Files
cve-dashboard/.kiro/specs/compliance-schema-drift-check/design.md

16 KiB
Raw Blame History

Design Document: Compliance Schema Drift Check

Overview

This feature adds schema drift detection to the compliance xlsx upload flow. When a user uploads a weekly NTS_AEO report, the backend extracts the xlsx structural schema (sheet names, column headers, metric values) and compares it against a shared parser configuration file. The comparison produces a categorised drift report with three severity levels: breaking (blocks upload), silent-miss (warns but allows proceeding), and cosmetic (informational). The frontend displays these findings in a new drift review phase inside the upload modal, inserted between the upload spinner and the existing diff preview.

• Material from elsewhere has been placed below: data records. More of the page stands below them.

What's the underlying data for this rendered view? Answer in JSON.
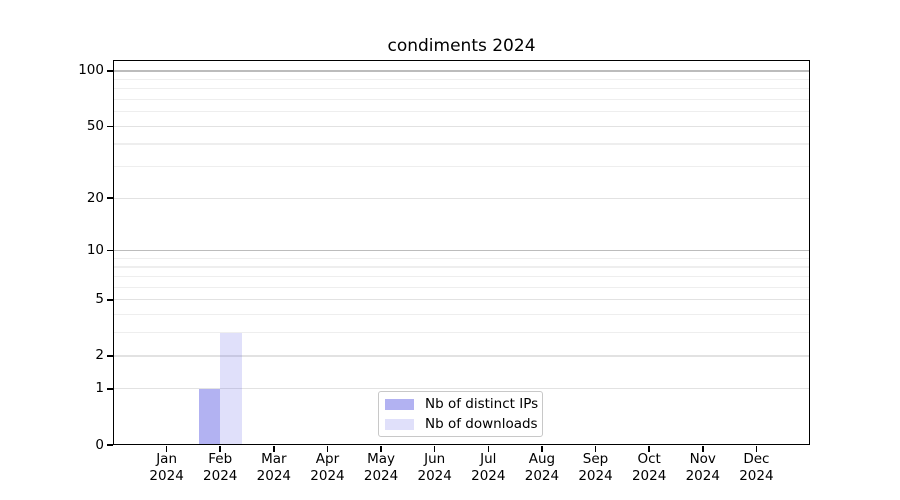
{
  "chart_data": {
    "type": "bar",
    "title": "condiments 2024",
    "x_categories": [
      "Jan",
      "Feb",
      "Mar",
      "Apr",
      "May",
      "Jun",
      "Jul",
      "Aug",
      "Sep",
      "Oct",
      "Nov",
      "Dec"
    ],
    "x_year": "2024",
    "series": [
      {
        "name": "Nb of distinct IPs",
        "color": "#6666e5",
        "alpha": 0.5,
        "values": [
          0,
          1,
          0,
          0,
          0,
          0,
          0,
          0,
          0,
          0,
          0,
          0
        ]
      },
      {
        "name": "Nb of downloads",
        "color": "#6666e5",
        "alpha": 0.2,
        "values": [
          0,
          3,
          0,
          0,
          0,
          0,
          0,
          0,
          0,
          0,
          0,
          0
        ]
      }
    ],
    "y_scale": "log10(1+y)",
    "y_ticks": [
      0,
      1,
      2,
      5,
      10,
      20,
      50,
      100
    ],
    "y_axis_top_value": 113,
    "gridlines": {
      "emphasis": [
        10,
        100
      ],
      "major": [
        1,
        2,
        5,
        20,
        50
      ],
      "minor": [
        3,
        4,
        6,
        7,
        8,
        9,
        30,
        40,
        60,
        70,
        80,
        90
      ]
    },
    "legend": {
      "position": "lower center"
    },
    "grid": "on",
    "background_color": "#ffffff"
  }
}
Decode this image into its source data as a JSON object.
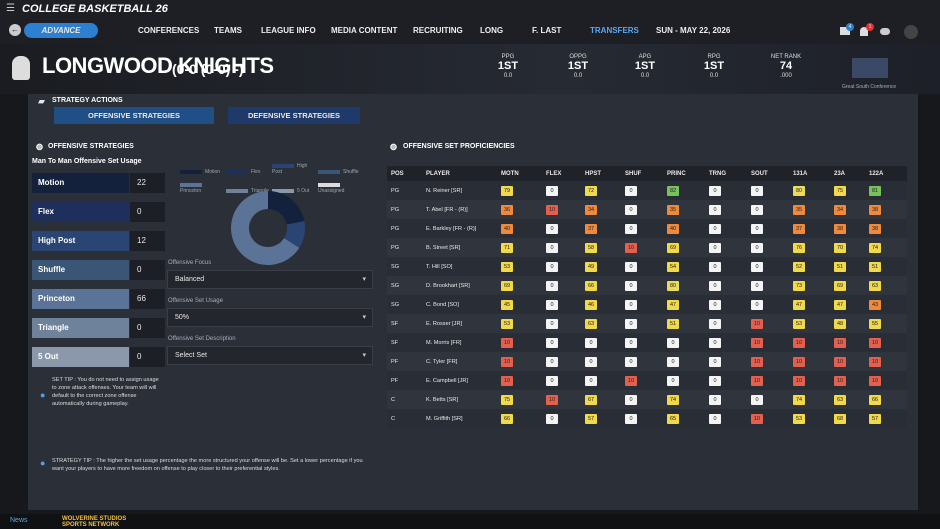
{
  "nav": {
    "logo": "COLLEGE BASKETBALL 26",
    "advance": "ADVANCE",
    "menu": [
      "CONFERENCES",
      "TEAMS",
      "LEAGUE INFO",
      "MEDIA CONTENT",
      "RECRUITING"
    ],
    "coach": "LONG",
    "user": "F. LAST",
    "transfers": "TRANSFERS",
    "date": "SUN - MAY 22, 2026",
    "badges": [
      "4",
      "1"
    ]
  },
  "team": {
    "name": "LONGWOOD KNIGHTS",
    "record": "(0-0 (0-0)  -)",
    "stats": [
      {
        "label": "PPG",
        "rank": "1ST",
        "value": "0.0"
      },
      {
        "label": "OPPG",
        "rank": "1ST",
        "value": "0.0"
      },
      {
        "label": "APG",
        "rank": "1ST",
        "value": "0.0"
      },
      {
        "label": "RPG",
        "rank": "1ST",
        "value": "0.0"
      },
      {
        "label": "NET RANK",
        "rank": 74,
        "value": ".000"
      }
    ],
    "conference": "Great South Conference"
  },
  "actions": {
    "title": "STRATEGY ACTIONS",
    "buttons": [
      "OFFENSIVE STRATEGIES",
      "DEFENSIVE STRATEGIES"
    ]
  },
  "strategies": {
    "title": "OFFENSIVE STRATEGIES",
    "subtitle": "Man To Man Offensive Set Usage",
    "sets": [
      {
        "name": "Motion",
        "value": 22,
        "color": "#14213d"
      },
      {
        "name": "Flex",
        "value": 0,
        "color": "#1e2f5c"
      },
      {
        "name": "High Post",
        "value": 12,
        "color": "#2a4573"
      },
      {
        "name": "Shuffle",
        "value": 0,
        "color": "#3a5575"
      },
      {
        "name": "Princeton",
        "value": 66,
        "color": "#5a7396"
      },
      {
        "name": "Triangle",
        "value": 0,
        "color": "#6f829c"
      },
      {
        "name": "5 Out",
        "value": 0,
        "color": "#8b97aa"
      }
    ],
    "unassigned": {
      "name": "Unassigned",
      "color": "#dcdcdc"
    },
    "fields": [
      {
        "label": "Offensive Focus",
        "value": "Balanced"
      },
      {
        "label": "Offensive Set Usage",
        "value": "50%"
      },
      {
        "label": "Offensive Set Description",
        "value": "Select Set"
      }
    ],
    "set_tip": "SET TIP : You do not need to assign usage to zone attack offenses. Your team will will default to the correct zone offense automatically during gameplay.",
    "strategy_tip": "STRATEGY TIP : The higher the set usage percentage the more structured your offense will be. Set a lower percentage if you want your players to have more freedom on offense to play closer to their preferential styles."
  },
  "proficiencies": {
    "title": "OFFENSIVE SET PROFICIENCIES",
    "columns": [
      "POS",
      "PLAYER",
      "MOTN",
      "FLEX",
      "HPST",
      "SHUF",
      "PRINC",
      "TRNG",
      "SOUT",
      "131A",
      "23A",
      "122A"
    ],
    "rows": [
      [
        "PG",
        "N. Reiner [SR]",
        79,
        0,
        72,
        0,
        82,
        0,
        0,
        80,
        75,
        81
      ],
      [
        "PG",
        "T. Abel [FR - (R)]",
        36,
        10,
        34,
        0,
        35,
        0,
        0,
        35,
        34,
        38
      ],
      [
        "PG",
        "E. Barkley [FR - (R)]",
        40,
        0,
        37,
        0,
        40,
        0,
        0,
        37,
        38,
        38
      ],
      [
        "PG",
        "B. Street [SR]",
        71,
        0,
        58,
        10,
        69,
        0,
        0,
        76,
        70,
        74
      ],
      [
        "SG",
        "T. Hill [SO]",
        53,
        0,
        49,
        0,
        54,
        0,
        0,
        52,
        51,
        51
      ],
      [
        "SG",
        "D. Brookhart [SR]",
        69,
        0,
        66,
        0,
        80,
        0,
        0,
        73,
        69,
        63
      ],
      [
        "SG",
        "C. Bond [SO]",
        45,
        0,
        46,
        0,
        47,
        0,
        0,
        47,
        47,
        43
      ],
      [
        "SF",
        "E. Rosser [JR]",
        53,
        0,
        63,
        0,
        51,
        0,
        10,
        53,
        48,
        55
      ],
      [
        "SF",
        "M. Morris [FR]",
        10,
        0,
        0,
        0,
        0,
        0,
        10,
        10,
        10,
        10
      ],
      [
        "PF",
        "C. Tyler [FR]",
        10,
        0,
        0,
        0,
        0,
        0,
        10,
        10,
        10,
        10
      ],
      [
        "PF",
        "E. Campbell [JR]",
        10,
        0,
        0,
        10,
        0,
        0,
        10,
        10,
        10,
        10
      ],
      [
        "C",
        "K. Betts [SR]",
        75,
        10,
        67,
        0,
        74,
        0,
        0,
        74,
        63,
        66
      ],
      [
        "C",
        "M. Griffith [SR]",
        66,
        0,
        57,
        0,
        65,
        0,
        10,
        53,
        68,
        57
      ]
    ]
  },
  "footer": {
    "news": "News",
    "brand": "WOLVERINE STUDIOS SPORTS NETWORK"
  }
}
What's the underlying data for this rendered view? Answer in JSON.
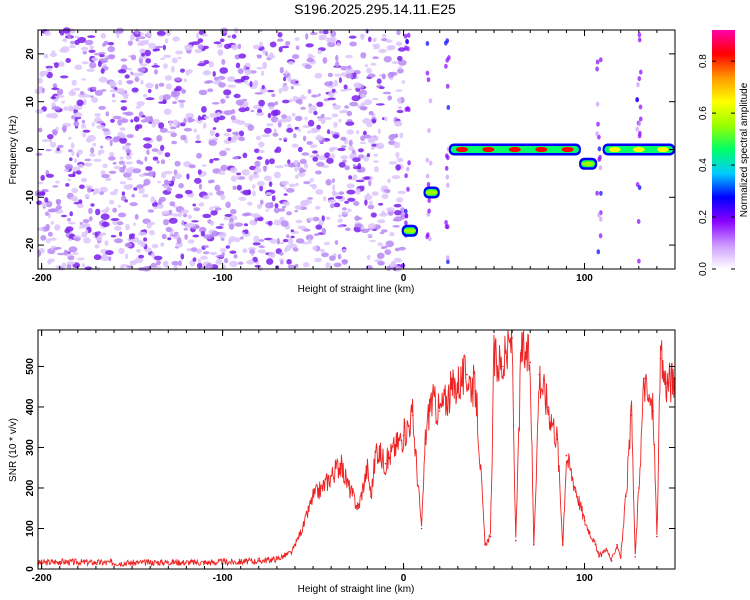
{
  "title": "S196.2025.295.14.11.E25",
  "chart_data": [
    {
      "type": "heatmap",
      "xlabel": "Height of straight line (km)",
      "ylabel": "Frequency (Hz)",
      "xlim": [
        -202,
        150
      ],
      "ylim": [
        -25,
        25
      ],
      "xticks": [
        -200,
        -100,
        0,
        100
      ],
      "yticks": [
        -20,
        -10,
        0,
        10,
        20
      ],
      "colorbar": {
        "label": "Normalized spectral amplitude",
        "ticks": [
          "0.0",
          "0.2",
          "0.4",
          "0.6",
          "0.8"
        ],
        "range": [
          0,
          0.92
        ],
        "colors": [
          "#ffffff",
          "#cc99ff",
          "#8800ff",
          "#0000ff",
          "#00ccff",
          "#00ff66",
          "#99ff00",
          "#ffff00",
          "#ff9900",
          "#ff0000",
          "#ff00aa"
        ]
      },
      "features": [
        {
          "name": "noise",
          "x_range": [
            -202,
            0
          ],
          "freq_range": [
            -25,
            25
          ],
          "level": 0.05
        },
        {
          "name": "trace-segment-1",
          "x_range": [
            -1,
            8
          ],
          "freq": -17,
          "level": 0.55
        },
        {
          "name": "trace-segment-2",
          "x_range": [
            11,
            20
          ],
          "freq": -9,
          "level": 0.6
        },
        {
          "name": "trace-segment-3",
          "x_range": [
            25,
            98
          ],
          "freq": 0,
          "level": 0.9
        },
        {
          "name": "trace-dip",
          "x_range": [
            97,
            107
          ],
          "freq": -3,
          "level": 0.6
        },
        {
          "name": "trace-segment-4",
          "x_range": [
            110,
            150
          ],
          "freq": 0,
          "level": 0.7
        }
      ]
    },
    {
      "type": "line",
      "xlabel": "Height of straight line (km)",
      "ylabel": "SNR (10 * v/v)",
      "xlim": [
        -202,
        150
      ],
      "ylim": [
        0,
        590
      ],
      "xticks": [
        -200,
        -100,
        0,
        100
      ],
      "yticks": [
        0,
        100,
        200,
        300,
        400,
        500
      ],
      "series": [
        {
          "name": "SNR",
          "color": "#ee2222",
          "x": [
            -202,
            -190,
            -170,
            -150,
            -130,
            -110,
            -90,
            -80,
            -70,
            -62,
            -55,
            -50,
            -45,
            -40,
            -35,
            -30,
            -25,
            -20,
            -18,
            -15,
            -10,
            -5,
            0,
            5,
            10,
            12,
            15,
            20,
            25,
            30,
            35,
            40,
            45,
            48,
            50,
            55,
            60,
            62,
            65,
            70,
            72,
            75,
            80,
            85,
            88,
            90,
            95,
            100,
            103,
            106,
            108,
            112,
            115,
            118,
            120,
            123,
            126,
            128,
            130,
            133,
            135,
            138,
            140,
            142,
            145,
            150
          ],
          "y": [
            15,
            18,
            16,
            15,
            17,
            16,
            18,
            20,
            25,
            40,
            110,
            180,
            200,
            230,
            260,
            200,
            150,
            250,
            180,
            300,
            260,
            300,
            330,
            380,
            100,
            320,
            420,
            390,
            430,
            460,
            480,
            440,
            60,
            80,
            520,
            500,
            570,
            70,
            540,
            510,
            60,
            480,
            400,
            320,
            60,
            280,
            200,
            120,
            90,
            60,
            30,
            50,
            20,
            60,
            30,
            180,
            380,
            30,
            200,
            470,
            420,
            390,
            80,
            520,
            460,
            470
          ]
        }
      ]
    }
  ]
}
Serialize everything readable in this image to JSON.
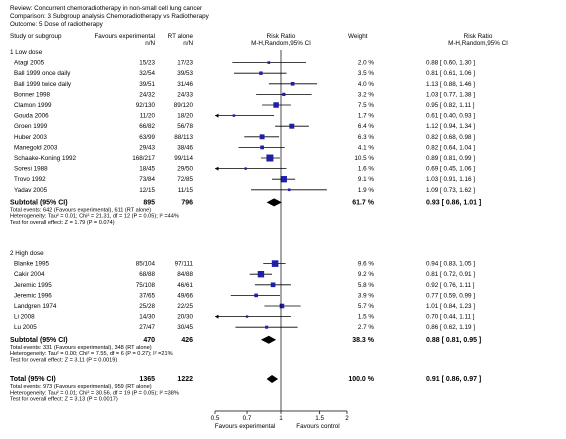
{
  "header": {
    "review": "Review:   Concurrent chemoradiotherapy in non-small cell lung cancer",
    "comparison": "Comparison:   3 Subgroup analysis Chemoradiotherapy vs Radiotherapy",
    "outcome": "Outcome:   5 Dose of radiotherapy"
  },
  "columns": {
    "study": "Study or subgroup",
    "exp": [
      "Favours experimental",
      "n/N"
    ],
    "ctrl": [
      "RT alone",
      "n/N"
    ],
    "rr_plot": [
      "Risk Ratio",
      "M-H,Random,95% CI"
    ],
    "weight": "Weight",
    "rr_text": [
      "Risk Ratio",
      "M-H,Random,95% CI"
    ]
  },
  "axis": {
    "ticks": [
      "0.5",
      "0.7",
      "1",
      "1.5",
      "2"
    ],
    "label_left": "Favours experimental",
    "label_right": "Favours control"
  },
  "chart_data": {
    "type": "forest",
    "scale": "log",
    "xlim": [
      0.5,
      2
    ],
    "groups": [
      {
        "label": "1 Low dose",
        "studies": [
          {
            "name": "Atagi 2005",
            "exp": "15/23",
            "ctrl": "17/23",
            "weight": "2.0 %",
            "rr": 0.88,
            "lo": 0.6,
            "hi": 1.3,
            "ci": "0.88 [ 0.60, 1.30 ]"
          },
          {
            "name": "Ball 1999 once daily",
            "exp": "32/54",
            "ctrl": "39/53",
            "weight": "3.5 %",
            "rr": 0.81,
            "lo": 0.61,
            "hi": 1.06,
            "ci": "0.81 [ 0.61, 1.06 ]"
          },
          {
            "name": "Ball 1999 twice daily",
            "exp": "39/51",
            "ctrl": "31/46",
            "weight": "4.0 %",
            "rr": 1.13,
            "lo": 0.88,
            "hi": 1.46,
            "ci": "1.13 [ 0.88, 1.46 ]"
          },
          {
            "name": "Bonner 1998",
            "exp": "24/32",
            "ctrl": "24/33",
            "weight": "3.2 %",
            "rr": 1.03,
            "lo": 0.77,
            "hi": 1.38,
            "ci": "1.03 [ 0.77, 1.38 ]"
          },
          {
            "name": "Clamon 1999",
            "exp": "92/130",
            "ctrl": "89/120",
            "weight": "7.5 %",
            "rr": 0.95,
            "lo": 0.82,
            "hi": 1.11,
            "ci": "0.95 [ 0.82, 1.11 ]"
          },
          {
            "name": "Gouda 2006",
            "exp": "11/20",
            "ctrl": "18/20",
            "weight": "1.7 %",
            "rr": 0.61,
            "lo": 0.4,
            "hi": 0.93,
            "ci": "0.61 [ 0.40, 0.93 ]"
          },
          {
            "name": "Groen 1999",
            "exp": "66/82",
            "ctrl": "56/78",
            "weight": "6.4 %",
            "rr": 1.12,
            "lo": 0.94,
            "hi": 1.34,
            "ci": "1.12 [ 0.94, 1.34 ]"
          },
          {
            "name": "Huber 2003",
            "exp": "63/99",
            "ctrl": "88/113",
            "weight": "6.3 %",
            "rr": 0.82,
            "lo": 0.68,
            "hi": 0.98,
            "ci": "0.82 [ 0.68, 0.98 ]"
          },
          {
            "name": "Manegold 2003",
            "exp": "29/43",
            "ctrl": "38/46",
            "weight": "4.1 %",
            "rr": 0.82,
            "lo": 0.64,
            "hi": 1.04,
            "ci": "0.82 [ 0.64, 1.04 ]"
          },
          {
            "name": "Schaake-Koning 1992",
            "exp": "168/217",
            "ctrl": "99/114",
            "weight": "10.5 %",
            "rr": 0.89,
            "lo": 0.81,
            "hi": 0.99,
            "ci": "0.89 [ 0.81, 0.99 ]"
          },
          {
            "name": "Soresi 1988",
            "exp": "18/45",
            "ctrl": "29/50",
            "weight": "1.6 %",
            "rr": 0.69,
            "lo": 0.45,
            "hi": 1.06,
            "ci": "0.69 [ 0.45, 1.06 ]"
          },
          {
            "name": "Trovo 1992",
            "exp": "73/84",
            "ctrl": "72/85",
            "weight": "9.1 %",
            "rr": 1.03,
            "lo": 0.91,
            "hi": 1.16,
            "ci": "1.03 [ 0.91, 1.16 ]"
          },
          {
            "name": "Yadav 2005",
            "exp": "12/15",
            "ctrl": "11/15",
            "weight": "1.9 %",
            "rr": 1.09,
            "lo": 0.73,
            "hi": 1.62,
            "ci": "1.09 [ 0.73, 1.62 ]"
          }
        ],
        "subtotal": {
          "label": "Subtotal (95% CI)",
          "exp": "895",
          "ctrl": "796",
          "weight": "61.7 %",
          "rr": 0.93,
          "lo": 0.86,
          "hi": 1.01,
          "ci": "0.93 [ 0.86, 1.01 ]",
          "notes": [
            "Total events: 642 (Favours experimental), 611 (RT alone)",
            "Heterogeneity: Tau² = 0.01; Chi² = 21.31, df = 12 (P = 0.05); I² =44%",
            "Test for overall effect: Z = 1.79 (P = 0.074)"
          ]
        }
      },
      {
        "label": "2 High dose",
        "studies": [
          {
            "name": "Blanke 1995",
            "exp": "85/104",
            "ctrl": "97/111",
            "weight": "9.6 %",
            "rr": 0.94,
            "lo": 0.83,
            "hi": 1.05,
            "ci": "0.94 [ 0.83, 1.05 ]"
          },
          {
            "name": "Cakir 2004",
            "exp": "68/88",
            "ctrl": "84/88",
            "weight": "9.2 %",
            "rr": 0.81,
            "lo": 0.72,
            "hi": 0.91,
            "ci": "0.81 [ 0.72, 0.91 ]"
          },
          {
            "name": "Jeremic 1995",
            "exp": "75/108",
            "ctrl": "46/61",
            "weight": "5.8 %",
            "rr": 0.92,
            "lo": 0.76,
            "hi": 1.11,
            "ci": "0.92 [ 0.76, 1.11 ]"
          },
          {
            "name": "Jeremic 1996",
            "exp": "37/65",
            "ctrl": "49/66",
            "weight": "3.9 %",
            "rr": 0.77,
            "lo": 0.59,
            "hi": 0.99,
            "ci": "0.77 [ 0.59, 0.99 ]"
          },
          {
            "name": "Landgren 1974",
            "exp": "25/28",
            "ctrl": "22/25",
            "weight": "5.7 %",
            "rr": 1.01,
            "lo": 0.84,
            "hi": 1.23,
            "ci": "1.01 [ 0.84, 1.23 ]"
          },
          {
            "name": "Li 2008",
            "exp": "14/30",
            "ctrl": "20/30",
            "weight": "1.5 %",
            "rr": 0.7,
            "lo": 0.44,
            "hi": 1.11,
            "ci": "0.70 [ 0.44, 1.11 ]"
          },
          {
            "name": "Lu 2005",
            "exp": "27/47",
            "ctrl": "30/45",
            "weight": "2.7 %",
            "rr": 0.86,
            "lo": 0.62,
            "hi": 1.19,
            "ci": "0.86 [ 0.62, 1.19 ]"
          }
        ],
        "subtotal": {
          "label": "Subtotal (95% CI)",
          "exp": "470",
          "ctrl": "426",
          "weight": "38.3 %",
          "rr": 0.88,
          "lo": 0.81,
          "hi": 0.95,
          "ci": "0.88 [ 0.81, 0.95 ]",
          "notes": [
            "Total events: 331 (Favours experimental), 348 (RT alone)",
            "Heterogeneity: Tau² = 0.00; Chi² = 7.55, df = 6 (P = 0.27); I² =21%",
            "Test for overall effect: Z = 3.11 (P = 0.0019)"
          ]
        }
      }
    ],
    "total": {
      "label": "Total (95% CI)",
      "exp": "1365",
      "ctrl": "1222",
      "weight": "100.0 %",
      "rr": 0.91,
      "lo": 0.86,
      "hi": 0.97,
      "ci": "0.91 [ 0.86, 0.97 ]",
      "notes": [
        "Total events: 973 (Favours experimental), 959 (RT alone)",
        "Heterogeneity: Tau² = 0.01; Chi² = 30.56, df = 19 (P = 0.05); I² =38%",
        "Test for overall effect: Z = 3.13 (P = 0.0017)"
      ]
    },
    "colors": {
      "marker": "#1f1fa8",
      "diamond": "#000000",
      "line": "#000000"
    }
  }
}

The parser configuration dicts (METRIC_CATEGORIES, CORE_COLS, SKIP_SHEETS) currently defined inline in parse_compliance_xlsx.py are extracted into a shared JSON file (backend/scripts/compliance_config.json) that both the Python parser and the Node.js drift checker read. This establishes a single source of truth for parser configuration.

Design Decisions

  1. Shared JSON config over database storage: The parser config is a developer-maintained mapping, not user data. A JSON file is version-controllable, diffable, and readable by both Python and Node.js without additional dependencies.

  2. Python subprocess for schema extraction: The existing dump_xlsx_schema.py already uses openpyxl to extract xlsx structure. We adapt this into a new extract_xlsx_schema.py script that the Node.js backend invokes as a subprocess, consistent with how parse_compliance_xlsx.py is already called.

  3. Node.js drift comparison logic: The drift comparison is pure object comparison (sets of strings) with no xlsx parsing. Implementing it in Node.js avoids a second Python subprocess call and keeps the logic co-located with the route handler.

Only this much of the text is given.